Computing the derivative for Macro Recall

\(metric(p) = R = \frac{1}{r}\sum_{i=1}^{r} \frac{p_{ii}}{\sum_j{p_{ij}}} =\frac{1}{r}\sum_{i=1}^{r} \frac{p_{ii}}{d_i} = \frac{1}{r}\sum_{i=1}^{r}R_i\)

\(\frac{\partial R}{\partial p_{ii}} =\frac{1}{r} [\frac{1}{di} - \frac{p_{ii}}{di^2}] = \frac{1}{r} \frac{1-R_i}{d_i}\) \(\frac{\partial R}{\partial p_{ij}} = -\frac{1}{r} \frac{p_{ii}}{d_i^2} = -\frac{1}{r} \frac{R_i}{d_i}\)

In terms of computation, the non diagonal row elements will all be the same expression of the \(R_i\) of that row.

The code can be found here

Computing the derivative for Macro Precision

\(metric(p) = P = \frac{1}{r}\sum_{i=1}^{r} \frac{p_{ii}}{\sum_j{p_{ji}}} =\frac{1}{r}\sum_{i=1}^{r} \frac{p_{ii}}{d_i} = \frac{1}{r}\sum_{i=1}^{r}P_i\)
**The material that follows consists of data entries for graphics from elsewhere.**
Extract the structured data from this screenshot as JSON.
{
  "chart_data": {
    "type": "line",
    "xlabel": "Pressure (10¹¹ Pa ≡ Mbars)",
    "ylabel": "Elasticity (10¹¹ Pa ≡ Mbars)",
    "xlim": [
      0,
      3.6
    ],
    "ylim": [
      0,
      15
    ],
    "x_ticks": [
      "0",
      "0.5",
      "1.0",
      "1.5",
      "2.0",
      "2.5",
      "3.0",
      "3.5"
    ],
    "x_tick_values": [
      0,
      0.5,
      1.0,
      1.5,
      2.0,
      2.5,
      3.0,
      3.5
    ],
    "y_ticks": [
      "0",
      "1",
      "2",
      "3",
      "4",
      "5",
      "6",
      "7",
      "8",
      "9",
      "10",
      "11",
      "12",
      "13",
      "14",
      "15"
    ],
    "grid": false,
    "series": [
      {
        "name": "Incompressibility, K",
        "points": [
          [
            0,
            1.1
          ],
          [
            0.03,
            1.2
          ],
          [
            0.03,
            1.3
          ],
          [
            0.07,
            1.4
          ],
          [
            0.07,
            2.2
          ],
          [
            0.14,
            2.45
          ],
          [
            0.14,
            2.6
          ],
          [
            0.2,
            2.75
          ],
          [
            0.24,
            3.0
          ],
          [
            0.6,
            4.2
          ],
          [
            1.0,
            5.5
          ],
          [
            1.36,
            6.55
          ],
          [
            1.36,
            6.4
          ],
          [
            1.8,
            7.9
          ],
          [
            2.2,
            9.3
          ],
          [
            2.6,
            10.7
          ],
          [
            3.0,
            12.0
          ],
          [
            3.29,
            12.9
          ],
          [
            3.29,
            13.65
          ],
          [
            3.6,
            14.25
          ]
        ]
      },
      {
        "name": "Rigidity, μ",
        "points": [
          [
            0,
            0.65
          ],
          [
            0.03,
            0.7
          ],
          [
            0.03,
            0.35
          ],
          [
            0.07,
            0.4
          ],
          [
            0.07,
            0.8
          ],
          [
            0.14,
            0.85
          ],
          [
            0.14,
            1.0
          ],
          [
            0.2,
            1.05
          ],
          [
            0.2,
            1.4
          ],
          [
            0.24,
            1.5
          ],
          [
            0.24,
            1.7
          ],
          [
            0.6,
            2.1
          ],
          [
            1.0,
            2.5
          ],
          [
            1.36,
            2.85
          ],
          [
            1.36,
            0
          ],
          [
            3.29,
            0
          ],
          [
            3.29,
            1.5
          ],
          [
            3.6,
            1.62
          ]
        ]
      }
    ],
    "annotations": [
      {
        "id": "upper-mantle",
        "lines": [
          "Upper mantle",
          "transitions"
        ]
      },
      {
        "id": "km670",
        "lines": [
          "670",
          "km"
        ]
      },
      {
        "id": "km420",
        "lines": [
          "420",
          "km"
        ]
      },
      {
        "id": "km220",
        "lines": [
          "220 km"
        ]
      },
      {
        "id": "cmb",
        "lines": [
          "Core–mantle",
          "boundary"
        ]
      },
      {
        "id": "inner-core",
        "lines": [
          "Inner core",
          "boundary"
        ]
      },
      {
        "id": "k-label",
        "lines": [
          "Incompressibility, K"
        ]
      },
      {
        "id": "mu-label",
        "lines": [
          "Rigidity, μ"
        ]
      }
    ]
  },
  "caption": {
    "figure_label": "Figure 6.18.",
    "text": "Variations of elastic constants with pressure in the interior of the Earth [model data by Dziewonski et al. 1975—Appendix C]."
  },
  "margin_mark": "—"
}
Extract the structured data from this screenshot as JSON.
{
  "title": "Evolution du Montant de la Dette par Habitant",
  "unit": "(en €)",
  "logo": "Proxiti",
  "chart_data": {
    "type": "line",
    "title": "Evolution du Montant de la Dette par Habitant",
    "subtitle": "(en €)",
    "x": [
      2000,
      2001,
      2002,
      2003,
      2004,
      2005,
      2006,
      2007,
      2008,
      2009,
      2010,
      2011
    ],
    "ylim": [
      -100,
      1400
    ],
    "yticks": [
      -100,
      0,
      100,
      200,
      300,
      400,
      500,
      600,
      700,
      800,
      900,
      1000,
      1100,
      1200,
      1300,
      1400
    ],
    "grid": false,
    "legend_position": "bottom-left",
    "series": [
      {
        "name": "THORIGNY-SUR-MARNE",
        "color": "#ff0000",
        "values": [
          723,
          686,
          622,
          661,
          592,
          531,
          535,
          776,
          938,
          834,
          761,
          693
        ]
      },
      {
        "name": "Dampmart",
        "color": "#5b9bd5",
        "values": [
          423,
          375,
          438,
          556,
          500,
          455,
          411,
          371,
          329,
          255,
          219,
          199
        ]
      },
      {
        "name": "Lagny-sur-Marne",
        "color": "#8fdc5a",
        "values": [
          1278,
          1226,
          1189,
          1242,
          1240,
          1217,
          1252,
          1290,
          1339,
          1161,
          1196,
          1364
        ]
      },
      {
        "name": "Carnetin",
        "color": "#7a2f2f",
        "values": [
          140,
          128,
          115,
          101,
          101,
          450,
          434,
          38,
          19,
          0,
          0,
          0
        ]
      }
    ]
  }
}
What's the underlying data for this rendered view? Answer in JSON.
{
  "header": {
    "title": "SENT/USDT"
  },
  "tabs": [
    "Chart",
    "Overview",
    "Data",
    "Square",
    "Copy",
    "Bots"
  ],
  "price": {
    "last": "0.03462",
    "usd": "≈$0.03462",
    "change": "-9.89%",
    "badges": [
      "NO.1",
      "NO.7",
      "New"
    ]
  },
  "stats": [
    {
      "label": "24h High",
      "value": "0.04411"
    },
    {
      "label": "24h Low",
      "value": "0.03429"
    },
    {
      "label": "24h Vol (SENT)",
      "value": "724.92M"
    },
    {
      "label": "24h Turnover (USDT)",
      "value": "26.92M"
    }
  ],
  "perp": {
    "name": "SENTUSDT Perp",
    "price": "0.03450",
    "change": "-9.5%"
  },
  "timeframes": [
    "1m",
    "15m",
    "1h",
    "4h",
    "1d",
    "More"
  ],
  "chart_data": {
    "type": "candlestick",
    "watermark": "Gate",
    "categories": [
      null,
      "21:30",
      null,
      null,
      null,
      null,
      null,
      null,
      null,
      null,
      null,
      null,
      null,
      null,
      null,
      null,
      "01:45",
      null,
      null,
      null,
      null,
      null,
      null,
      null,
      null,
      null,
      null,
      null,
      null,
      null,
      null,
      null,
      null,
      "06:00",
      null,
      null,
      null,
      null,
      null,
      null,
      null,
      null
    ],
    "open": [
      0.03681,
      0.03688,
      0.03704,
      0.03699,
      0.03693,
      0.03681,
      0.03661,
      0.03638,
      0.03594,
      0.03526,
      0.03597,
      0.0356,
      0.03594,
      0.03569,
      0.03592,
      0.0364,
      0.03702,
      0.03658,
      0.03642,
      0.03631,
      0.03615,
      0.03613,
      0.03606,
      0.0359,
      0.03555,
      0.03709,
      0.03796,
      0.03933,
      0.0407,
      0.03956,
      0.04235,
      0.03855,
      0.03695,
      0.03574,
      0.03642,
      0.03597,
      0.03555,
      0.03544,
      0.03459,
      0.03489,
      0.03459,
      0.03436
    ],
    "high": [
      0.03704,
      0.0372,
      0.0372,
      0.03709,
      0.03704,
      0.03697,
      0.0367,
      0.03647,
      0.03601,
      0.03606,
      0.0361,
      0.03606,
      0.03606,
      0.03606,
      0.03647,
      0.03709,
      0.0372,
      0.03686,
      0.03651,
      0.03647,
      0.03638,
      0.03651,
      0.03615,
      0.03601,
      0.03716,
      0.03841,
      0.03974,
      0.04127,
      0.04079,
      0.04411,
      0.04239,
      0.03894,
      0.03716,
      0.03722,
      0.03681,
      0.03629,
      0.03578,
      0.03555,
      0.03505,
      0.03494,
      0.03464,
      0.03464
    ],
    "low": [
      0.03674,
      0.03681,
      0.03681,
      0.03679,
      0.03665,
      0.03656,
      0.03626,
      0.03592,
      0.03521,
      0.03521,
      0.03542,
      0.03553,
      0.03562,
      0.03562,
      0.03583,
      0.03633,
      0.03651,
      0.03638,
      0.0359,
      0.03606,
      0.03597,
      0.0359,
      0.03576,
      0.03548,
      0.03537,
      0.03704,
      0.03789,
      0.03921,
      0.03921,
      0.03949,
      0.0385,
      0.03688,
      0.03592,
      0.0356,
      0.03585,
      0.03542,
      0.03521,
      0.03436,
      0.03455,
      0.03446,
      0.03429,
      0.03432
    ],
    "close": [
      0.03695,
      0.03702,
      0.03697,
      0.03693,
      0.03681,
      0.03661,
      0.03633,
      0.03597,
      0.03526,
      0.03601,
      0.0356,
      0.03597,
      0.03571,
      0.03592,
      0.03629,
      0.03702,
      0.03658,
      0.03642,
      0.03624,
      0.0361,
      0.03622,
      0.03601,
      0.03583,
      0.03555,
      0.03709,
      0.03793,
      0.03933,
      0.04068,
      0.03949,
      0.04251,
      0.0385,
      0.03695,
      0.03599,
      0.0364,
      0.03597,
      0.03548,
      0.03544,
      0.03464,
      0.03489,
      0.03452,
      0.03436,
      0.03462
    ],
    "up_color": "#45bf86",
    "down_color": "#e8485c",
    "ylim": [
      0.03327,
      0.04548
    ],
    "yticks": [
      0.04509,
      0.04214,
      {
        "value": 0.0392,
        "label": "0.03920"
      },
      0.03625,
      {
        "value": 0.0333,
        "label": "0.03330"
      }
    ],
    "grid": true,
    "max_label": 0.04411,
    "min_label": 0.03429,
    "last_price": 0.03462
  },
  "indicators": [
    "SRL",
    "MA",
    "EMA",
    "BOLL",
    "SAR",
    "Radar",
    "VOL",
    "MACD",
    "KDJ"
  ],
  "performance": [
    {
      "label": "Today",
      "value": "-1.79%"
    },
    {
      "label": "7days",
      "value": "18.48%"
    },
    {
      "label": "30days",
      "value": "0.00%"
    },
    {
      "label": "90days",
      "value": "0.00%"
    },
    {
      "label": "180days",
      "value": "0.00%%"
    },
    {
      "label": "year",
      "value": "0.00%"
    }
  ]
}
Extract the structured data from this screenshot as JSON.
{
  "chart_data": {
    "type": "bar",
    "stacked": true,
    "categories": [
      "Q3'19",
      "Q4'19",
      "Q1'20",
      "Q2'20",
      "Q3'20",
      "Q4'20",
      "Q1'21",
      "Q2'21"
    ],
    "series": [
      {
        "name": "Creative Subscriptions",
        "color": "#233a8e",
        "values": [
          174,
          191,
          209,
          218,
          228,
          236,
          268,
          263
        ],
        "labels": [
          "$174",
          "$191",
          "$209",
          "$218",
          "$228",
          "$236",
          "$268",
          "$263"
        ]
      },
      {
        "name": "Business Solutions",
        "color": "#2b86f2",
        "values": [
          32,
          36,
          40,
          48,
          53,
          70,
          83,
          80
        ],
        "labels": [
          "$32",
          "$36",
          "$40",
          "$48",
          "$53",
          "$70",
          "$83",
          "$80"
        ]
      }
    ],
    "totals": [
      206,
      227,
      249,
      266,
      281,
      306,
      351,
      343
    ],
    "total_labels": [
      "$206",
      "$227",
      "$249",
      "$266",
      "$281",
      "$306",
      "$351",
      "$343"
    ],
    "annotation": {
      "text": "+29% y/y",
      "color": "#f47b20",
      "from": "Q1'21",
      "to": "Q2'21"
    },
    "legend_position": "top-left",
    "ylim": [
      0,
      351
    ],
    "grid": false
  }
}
\[\frac{\partial P}{\partial p_{ii}} =\frac{1}{r} [\frac{1}{di} - \frac{p_{ii}}{di^2}] = \frac{1}{r} \frac{1-P_i}{d_i}\] \[\frac{\partial p}{\partial p_{ji}} = -\frac{1}{r} \frac{p_{ii}}{d_i^2} = -\frac{1}{r} \frac{P_i}{d_i}\]

Note how for precision we derive for \(p_{ji}\) instead of \(p_{ij}\). In terms of computation, the non diagonal columns elements will all be the same expression of the \(P_i\) of that column.